When in Italy, we often avoid the big cities and search instead for old-world italia, where customs and rituals still create the framework of daily living. One of these traditions is the passeggiata, a slow walk before supper, where friends and relatives stroll arm-in-arm through the streets, chatting and laughing. It's not only a time to see and be seen. It's also a chance to meet up with business partners and friends and linger afterward over coffee, ice cream, or an aperitivo.

We've joined these processions in Monterroso, Parma, Maratea, Bergamo, and Taormina. Conversations are usually loud and dramatic. More and more, they take place on cell phones, the speakers' free hands gesturing wildly. As we join the stream of people, we often get friendly nods. When our son was young, the nonne winked at him and patted him on the head. But of all the places we've traveled throughout Italy, the passeggiata in Siena is truly the most memorable.

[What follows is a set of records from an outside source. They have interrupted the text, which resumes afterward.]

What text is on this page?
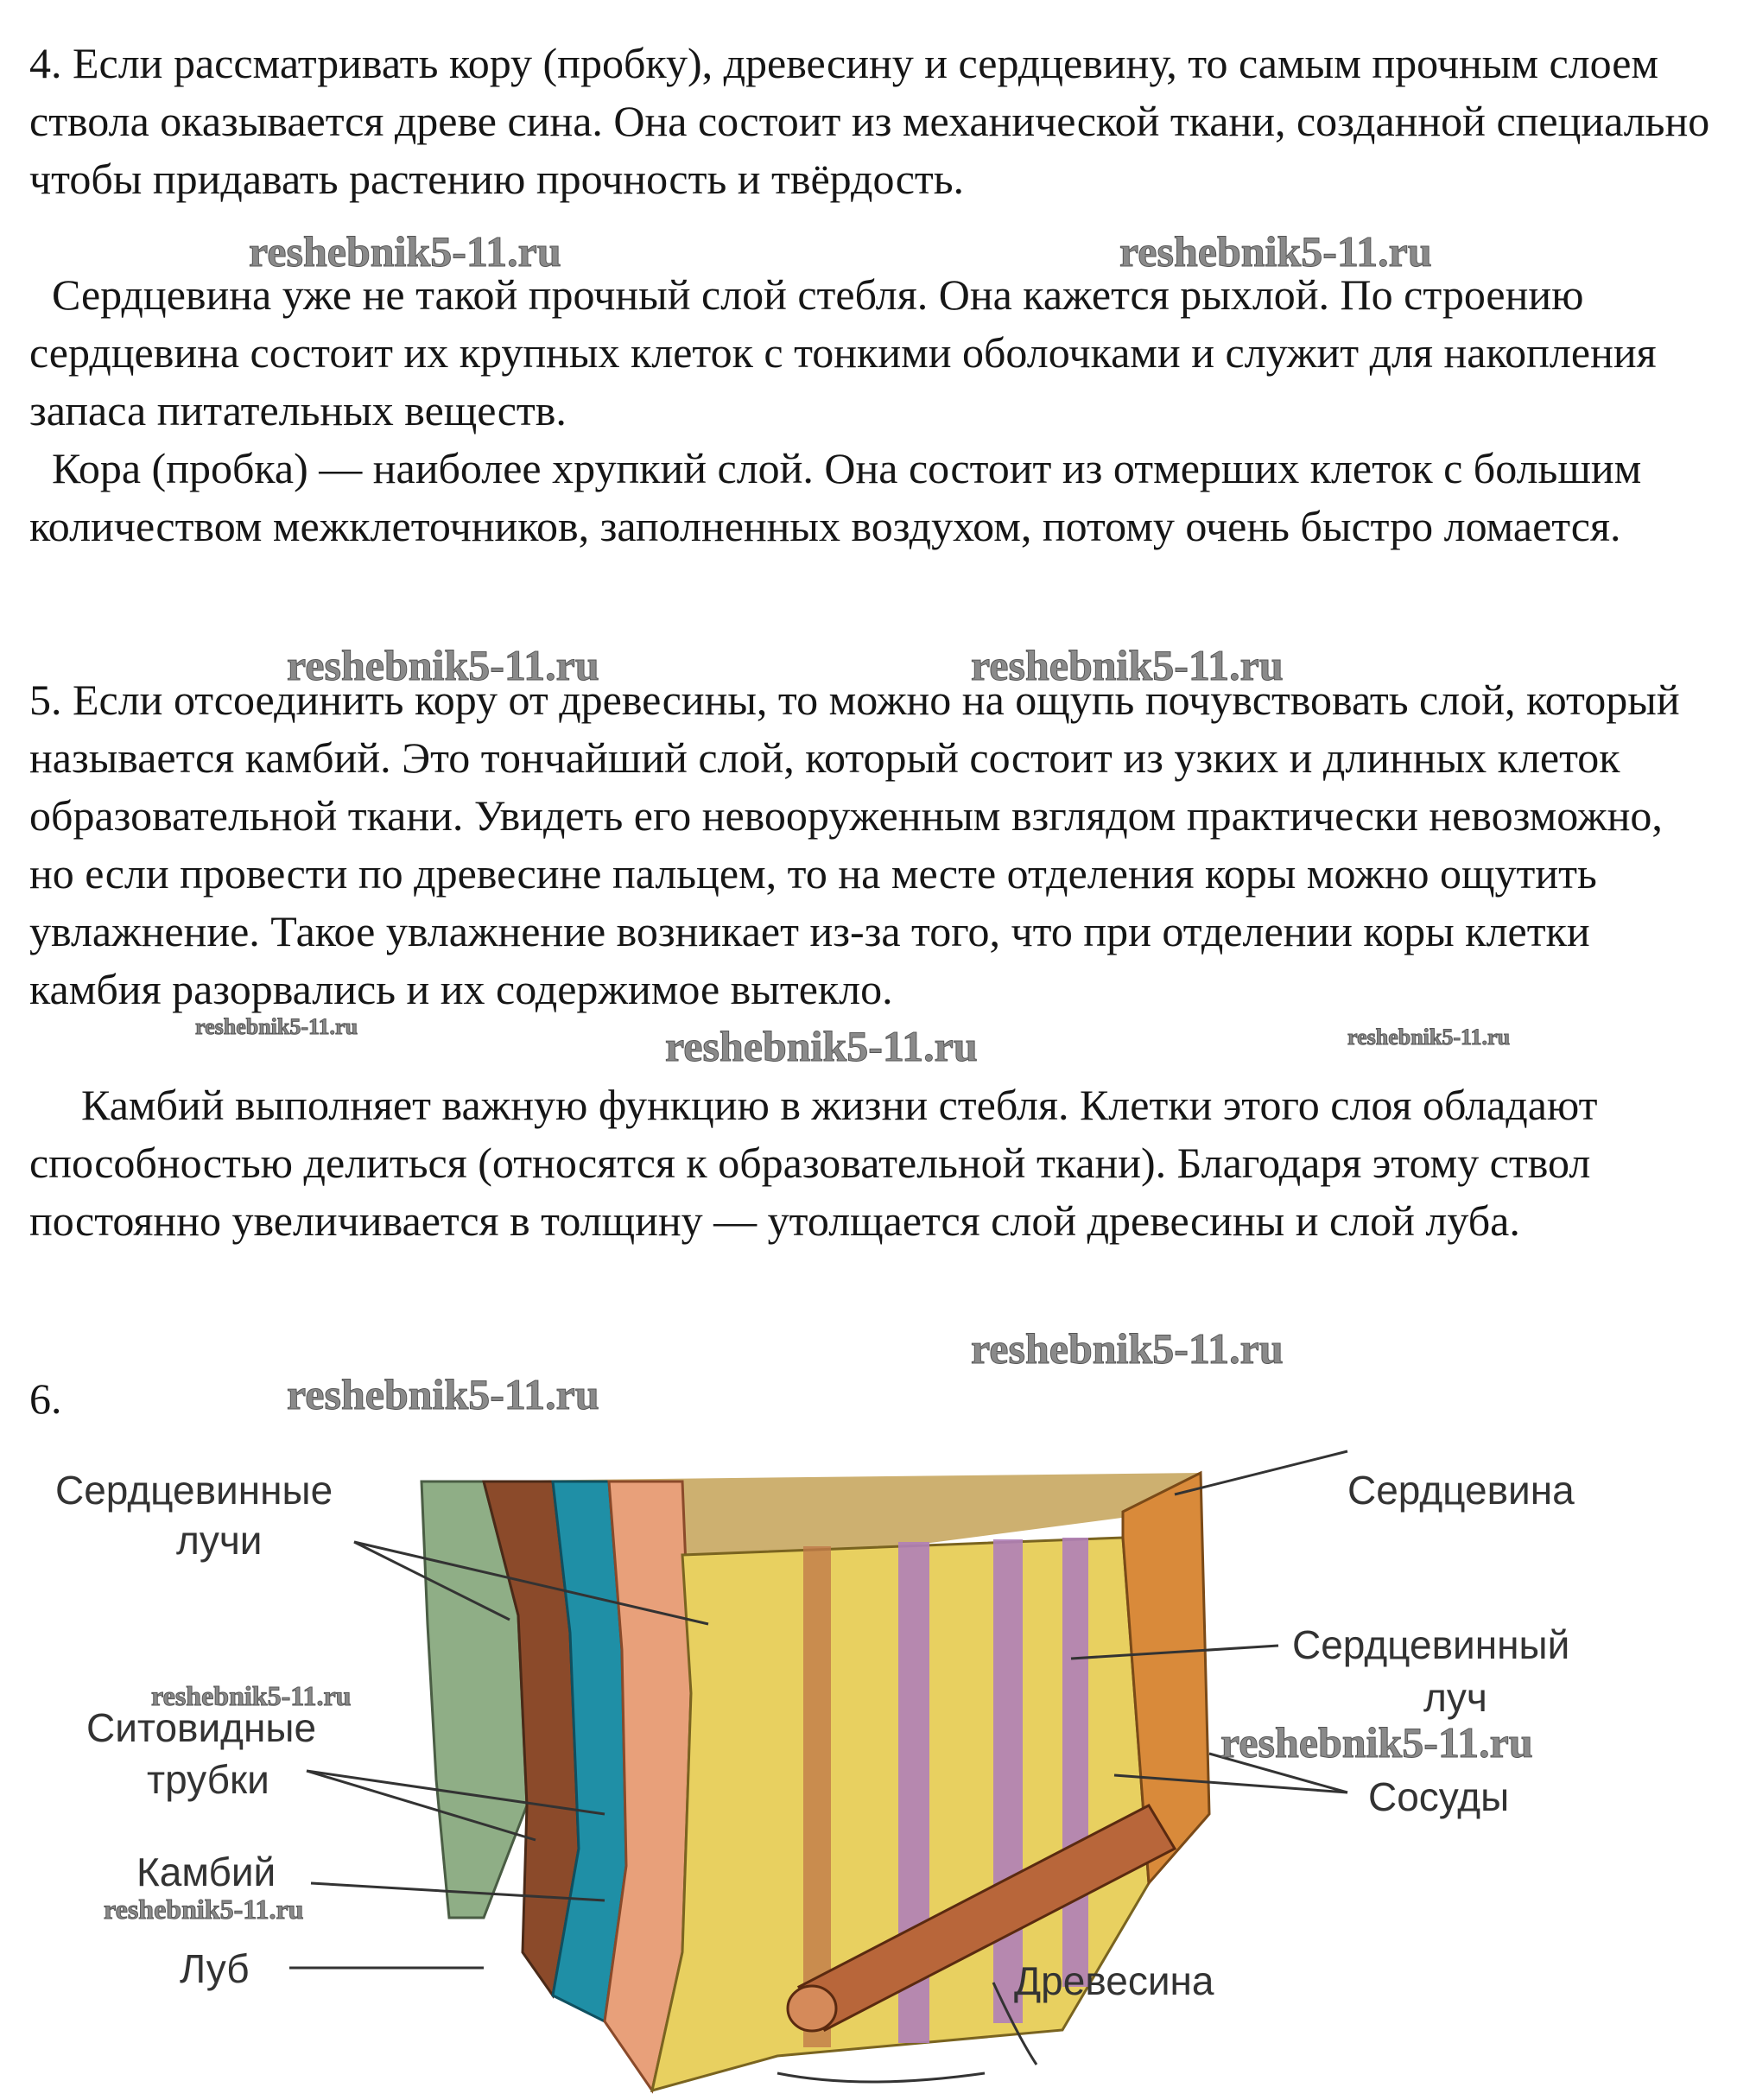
4. Если рассматривать кору (пробку), древесину и сердцевину, то самым прочным слоем ствола оказывается древе сина. Она состоит из механической ткани, созданной специально чтобы придавать растению прочность и твёрдость.
Сердцевина уже не такой прочный слой стебля. Она кажется рыхлой. По строению сердцевина состоит их крупных клеток с тонкими оболочками и служит для накопления запаса питательных веществ.
Кора (пробка) — наиболее хрупкий слой. Она состоит из отмерших клеток с большим количеством межклеточников, заполненных воздухом, потому очень быстро ломается.
5. Если отсоединить кору от древесины, то можно на ощупь почувствовать слой, который называется камбий. Это тончайший слой, который состоит из узких и длинных клеток образовательной ткани. Увидеть его невооруженным взглядом практически невозможно, но если провести по древесине пальцем, то на месте отделения коры можно ощутить увлажнение. Такое увлажнение возникает из-за того, что при отделении коры клетки камбия разорвались и их содержимое вытекло.
Камбий выполняет важную функцию в жизни стебля. Клетки этого слоя обладают способностью делиться (относятся к образовательной ткани). Благодаря этому ствол постоянно увеличивается в толщину — утолщается слой древесины и слой луба.
6.
reshebnik5-11.ru	reshebnik5-11.ru
reshebnik5-11.ru	reshebnik5-11.ru
reshebnik5-11.ru	reshebnik5-11.ru	reshebnik5-11.ru
reshebnik5-11.ru
reshebnik5-11.ru
Сердцевинные
лучи
Ситовидные
трубки
Камбий
Луб
Сердцевина
Сердцевинный
луч
Сосуды
Древесина
reshebnik5-11.ru
reshebnik5-11.ru
reshebnik5-11.ru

Siena at night. Photo by Gary Cattell.

Siena is situated in Tuscany, approximately 31 miles south of Firenze. It is designated as a 'day trip' by the tourist books, so the buses roll in early and leave in the late afternoon, when the town seems to breathe a collective sigh of relief. As the light fades behind the centuries-old buildings, the Siennese climb the winding streets in search of a few last-minute items for their supper and then ramble through the crooked streets with friends and family. This is when the true beauty of Siena reveals itself.

As we join the Siennese in Il Campo, the shell-shaped main piazza, it's easy to see why it's called one of Europe's greatest medieval squares. The 'floor' is paved with red brick and marble, set in a striking herringbone design, and divided by nine bands of travertine. Flanked by the Torre del Mangia and the zebra-striped Duomo, the white marble buildings lining the square take on a pinkish glow at sunset. The place radiates light and warmth. For over eight hundred years, the major events in Siena's history have taken place in or near this square.

Siena doorway

Siena door. Photo by Jen Maki.

Of course, we have to climb to the top of the starkly elegant Torre del Mangia, which roughly translates into the Tower of Eating. 400 steps. 100 meters up. It's named for a quirky and hungry local bell ringer, Giovanni di Duccio, nicknamed Mangiaguadagni (my translation: you earn, you eat). Beneath us, the piazza is a bowl of light. And beyond, the land is strikingóverdant, rolling hills dotted with grandiose castles. But my eyes are drawn downward to the piazza spread out below me. People are talking in groups or sitting on the lip of the low wall surrounding the fountain. When a man laughs, his voice echoes off the stones and rises upward, sounding as if he's right next to me. At this moment, it's hard to imagine that the square is the site of the Palio--a fierce and passionate horse race dating back to pre-Christian times. (It's held every year on July 2 and August 16.)

Back down on the ground, we plunge into the lesser-known alleys where the light falls sharply across the stone facades, highlighting the blue and white street signs--Via dei Banchi di Sopra and Via dei Banchi di Sotto--named for all the medieval banks that held the pilgrims' money while they journeyed to Roma, supposedly penniless and penitent. The tranquility in this town was hard earned after centuries of strife, invasion, subjugation, and warfare. Even to this day, Siena and Firenze maintain a civil rivalry and are still the brunt of each other's jokes. This creates in me a sense of dislocation. Past and present merge and identities meld, a mixture of pre-Christian, medieval and modern.

siena rusty ristorante sign

Siena sign. Photo by Jen Maki.

Our walk has given us an appetite. We head to a local osteria where we eat ravioli con radicchio and penne fra diavolo and drink one of the superb local wines--perhaps a Brunello di Montalcino or a Carmignano. Both are famous the world over. The locals don't come in until 8:00 and act as if the restaurant is an extension of their kitchens. With smiles and handshakes, they greet the waiter and chat with the chef.

These moments are never mentioned in the guidebooks. They are revealed in a slow walk through town at sunset. That's why we savor them.